Буланчик громко втянул ноздрями, пропахший пыльной канцелярщиной воздух Солидного учреждения и послал зов.
Не прошло и получаса, как она явилась. Конечно, Балдошке не составило никакого труда обернуться молодым крепким парнем…. Впрочем, именно в тот день неукротимый дух противоречия, побудил чертовку принять облик деревенского увальня с колоссальных размеров половым органом, тупого и совершенно неискушенного в любовных играх, этакого былинного персонажа.
Капризная хозяйка осталась довольна своими помощниками. В тот вечер Василий Александрович не услышал обычных упреков в излишнем пристрастии к креплёному пиву.
Глава 5
– Вадик! – сказала Валюшка проникновенно. – Ты очень нужен нам с Лилией! Речь идет о нашей карьере, речь идёт о деньгах, сынок!
В интонации мамы Вадимчик услышал с трудом сдерживаемое рыдание.
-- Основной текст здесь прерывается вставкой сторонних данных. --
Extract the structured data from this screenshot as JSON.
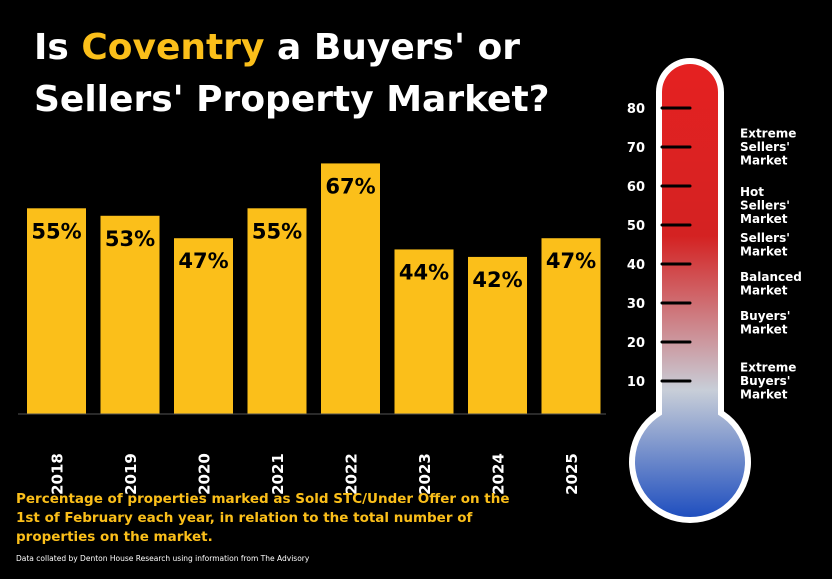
{
  "title": {
    "prefix": "Is ",
    "highlight": "Coventry",
    "line1_suffix": " a Buyers' or",
    "line2": "Sellers' Property Market?"
  },
  "caption": "Percentage of properties marked as Sold STC/Under Offer on the 1st of February each year, in relation to the total number of properties on the market.",
  "source": "Data collated by Denton House Research using information from The Advisory",
  "colors": {
    "bar": "#fbbf1a",
    "background": "#000000",
    "thermo_top": "#e52121",
    "thermo_mid": "#c8ced8",
    "thermo_bottom": "#1f4fbf"
  },
  "chart_data": [
    {
      "type": "bar",
      "categories": [
        "2018",
        "2019",
        "2020",
        "2021",
        "2022",
        "2023",
        "2024",
        "2025"
      ],
      "values": [
        55,
        53,
        47,
        55,
        67,
        44,
        42,
        47
      ],
      "data_labels": [
        "55%",
        "53%",
        "47%",
        "55%",
        "67%",
        "44%",
        "42%",
        "47%"
      ],
      "unit": "%",
      "ylim": [
        0,
        100
      ],
      "grid": false,
      "legend": "none"
    },
    {
      "type": "gauge",
      "ticks": [
        10,
        20,
        30,
        40,
        50,
        60,
        70,
        80
      ],
      "range": [
        0,
        90
      ],
      "zones": [
        {
          "label": [
            "Extreme",
            "Sellers'",
            "Market"
          ],
          "value": 70
        },
        {
          "label": [
            "Hot",
            "Sellers'",
            "Market"
          ],
          "value": 55
        },
        {
          "label": [
            "Sellers'",
            "Market"
          ],
          "value": 45
        },
        {
          "label": [
            "Balanced",
            "Market"
          ],
          "value": 35
        },
        {
          "label": [
            "Buyers'",
            "Market"
          ],
          "value": 25
        },
        {
          "label": [
            "Extreme",
            "Buyers'",
            "Market"
          ],
          "value": 10
        }
      ]
    }
  ]
}
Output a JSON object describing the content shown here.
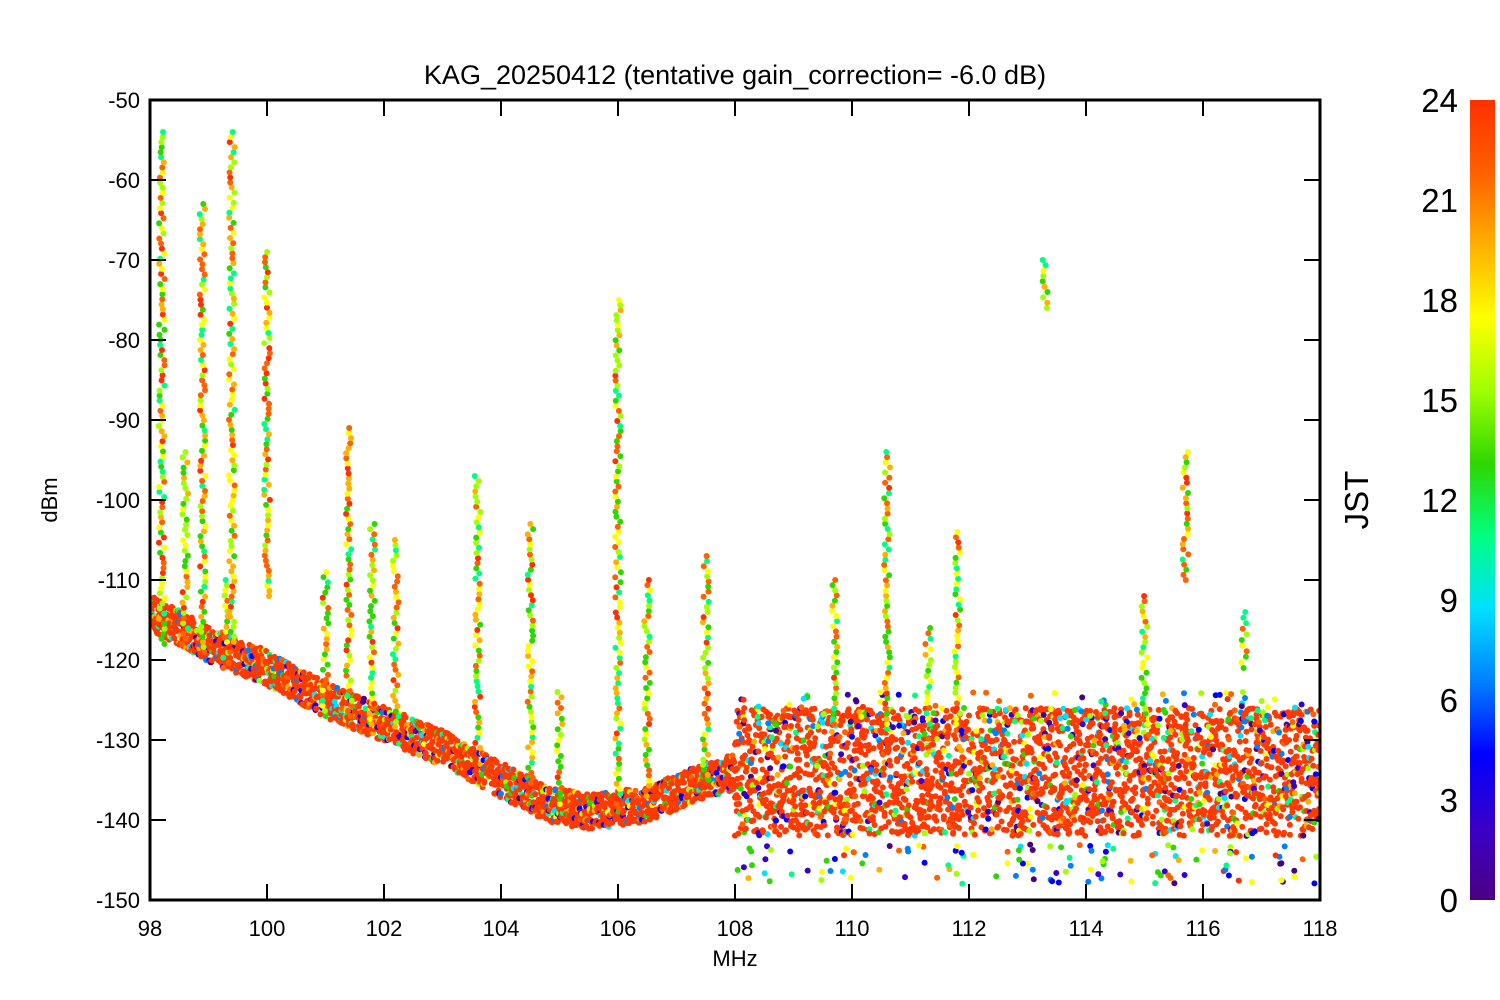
{
  "chart_data": {
    "type": "scatter",
    "title": "KAG_20250412 (tentative gain_correction= -6.0 dB)",
    "xlabel": "MHz",
    "ylabel": "dBm",
    "xlim": [
      98,
      118
    ],
    "ylim": [
      -150,
      -50
    ],
    "x_ticks": [
      "98",
      "100",
      "102",
      "104",
      "106",
      "108",
      "110",
      "112",
      "114",
      "116",
      "118"
    ],
    "y_ticks": [
      "-50",
      "-60",
      "-70",
      "-80",
      "-90",
      "-100",
      "-110",
      "-120",
      "-130",
      "-140",
      "-150"
    ],
    "grid": false,
    "colorbar": {
      "label": "JST",
      "range": [
        0,
        24
      ],
      "ticks": [
        "0",
        "3",
        "6",
        "9",
        "12",
        "15",
        "18",
        "21",
        "24"
      ],
      "colormap": [
        "#4b0082",
        "#3a00c8",
        "#0000ff",
        "#0080ff",
        "#00e0ff",
        "#00ff80",
        "#2ed700",
        "#a0ff00",
        "#ffff00",
        "#ffb000",
        "#ff6000",
        "#ff3000"
      ]
    },
    "noise_floor": [
      {
        "x": 98.0,
        "y": -114
      },
      {
        "x": 99.0,
        "y": -118
      },
      {
        "x": 100.0,
        "y": -121
      },
      {
        "x": 101.0,
        "y": -125
      },
      {
        "x": 102.0,
        "y": -128
      },
      {
        "x": 103.0,
        "y": -131
      },
      {
        "x": 104.0,
        "y": -135
      },
      {
        "x": 104.8,
        "y": -138
      },
      {
        "x": 105.5,
        "y": -139
      },
      {
        "x": 106.5,
        "y": -138
      },
      {
        "x": 107.5,
        "y": -135
      },
      {
        "x": 108.0,
        "y": -134
      },
      {
        "x": 118.0,
        "y": -134
      }
    ],
    "signals": [
      {
        "x": 98.2,
        "y_top": -54,
        "y_bottom": -118
      },
      {
        "x": 98.6,
        "y_top": -94,
        "y_bottom": -118
      },
      {
        "x": 98.9,
        "y_top": -63,
        "y_bottom": -119
      },
      {
        "x": 99.3,
        "y_top": -110,
        "y_bottom": -121
      },
      {
        "x": 99.4,
        "y_top": -54,
        "y_bottom": -119
      },
      {
        "x": 100.0,
        "y_top": -69,
        "y_bottom": -112
      },
      {
        "x": 101.0,
        "y_top": -109,
        "y_bottom": -127
      },
      {
        "x": 101.4,
        "y_top": -91,
        "y_bottom": -127
      },
      {
        "x": 101.8,
        "y_top": -103,
        "y_bottom": -128
      },
      {
        "x": 102.2,
        "y_top": -105,
        "y_bottom": -129
      },
      {
        "x": 103.6,
        "y_top": -97,
        "y_bottom": -131
      },
      {
        "x": 104.5,
        "y_top": -103,
        "y_bottom": -136
      },
      {
        "x": 105.0,
        "y_top": -124,
        "y_bottom": -138
      },
      {
        "x": 106.0,
        "y_top": -75,
        "y_bottom": -138
      },
      {
        "x": 106.5,
        "y_top": -110,
        "y_bottom": -137
      },
      {
        "x": 107.5,
        "y_top": -107,
        "y_bottom": -135
      },
      {
        "x": 109.7,
        "y_top": -110,
        "y_bottom": -128
      },
      {
        "x": 110.6,
        "y_top": -94,
        "y_bottom": -128
      },
      {
        "x": 111.3,
        "y_top": -116,
        "y_bottom": -128
      },
      {
        "x": 111.8,
        "y_top": -104,
        "y_bottom": -128
      },
      {
        "x": 113.3,
        "y_top": -70,
        "y_bottom": -76
      },
      {
        "x": 115.0,
        "y_top": -112,
        "y_bottom": -128
      },
      {
        "x": 115.7,
        "y_top": -94,
        "y_bottom": -110
      },
      {
        "x": 116.7,
        "y_top": -114,
        "y_bottom": -121
      }
    ]
  }
}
Преданный сын и друг недолго собирался, и не тратил время на утирание слёз на лицах любимых женщин. Он, парень резкий, решил сразу взять быка за рога. Прыгнув в «Форд Мондео», купленный ему в прошлом году Лилией Гиацинтовной, Вадимчик понесся в дачное поселение со странным названием «Розовый поселок».
Несмотря на позднюю уже осень и будний день, Вадимчик надеялся застать там компанию собутыльников во главе с дедом Серкевичем.
Дед Серкевич председательствовал в правлении садоводческого товарищества «Розовый поселок». Впрочем, ни роз, ни прочих садовых культур в садоводческом товариществе не наблюдалось. Небольшой поселок, в сотню домиков, примостился на краю леска, неподалёку от недальнего столичного пригорода. С противоположной стороны поселение обрамляла шоссейная дорога.
В одной из жарко натопленных «летних кухонь» привольно расположилась за рюмкой чая тёплая компания давнишних собутыльников. Кроме деда Серкевича здесь присутствовали Болт, Жиянбой, Охахон и Турдым. В скудном освещении маломощной лампочки лица этих добрых молодцев казались одинаково чумазыми. Охахон был чуть более круглолиц, чем остальные. В его широко открытом рту сияли белоснежные, крупные зубы. Болта отличала от товарищей златозубая улыбка. В широком рту Турдыма не наблюдалось ничего, кроме розового языка, как бы широко он его не открывал, без умолку хохоча. Бритый наголо Жиянбой помалкивал, застенчиво улыбаясь. Экипировка собутыльников состояла из латанных телогреек, валенок, вязанных шапочек разнообразных цветов, фасонов и степени изношенности.
Дед Серкевич, стараясь перекричать хохот, вещал что-то о тракторной тяге и необходимости регулярно подливать масло в картер. Стол радовал изобилием закуски и выпивки. Консервированную говядину, бычки в томатном соусе и шпроты в масле заботливая хозяйская рука разложила по тарелкам. Буханку дарницкого хлеба, нарезанную аккуратными ломтями, выложили на почти чистой салфеточке. В плетёной корзиночке ещё оставались пряники. По чашечкам была разлита какая-то непрозрачная жидкость.
Эту картину увидел Вадимчик, ввалившись в помещение. На улице стемнело, и свет в комнате показался ему ярким до невыносимости. Толком разглядеть присутствующих не удавалось.
– Серкевич! Где ты, старый козёл? – рявкнул Вадимчик в пахнущее горячими кирпичами пространство.
Болт, Жиянбой, Охахон и Турдым сразу перестали смеяться. Серкевич тоже замолчал, гордо вскинув седую плешивую голову.
– Зачем ты лаешься, Вадимчик? Приперся ночью, никто тебя и не ждал. Чего орать-то?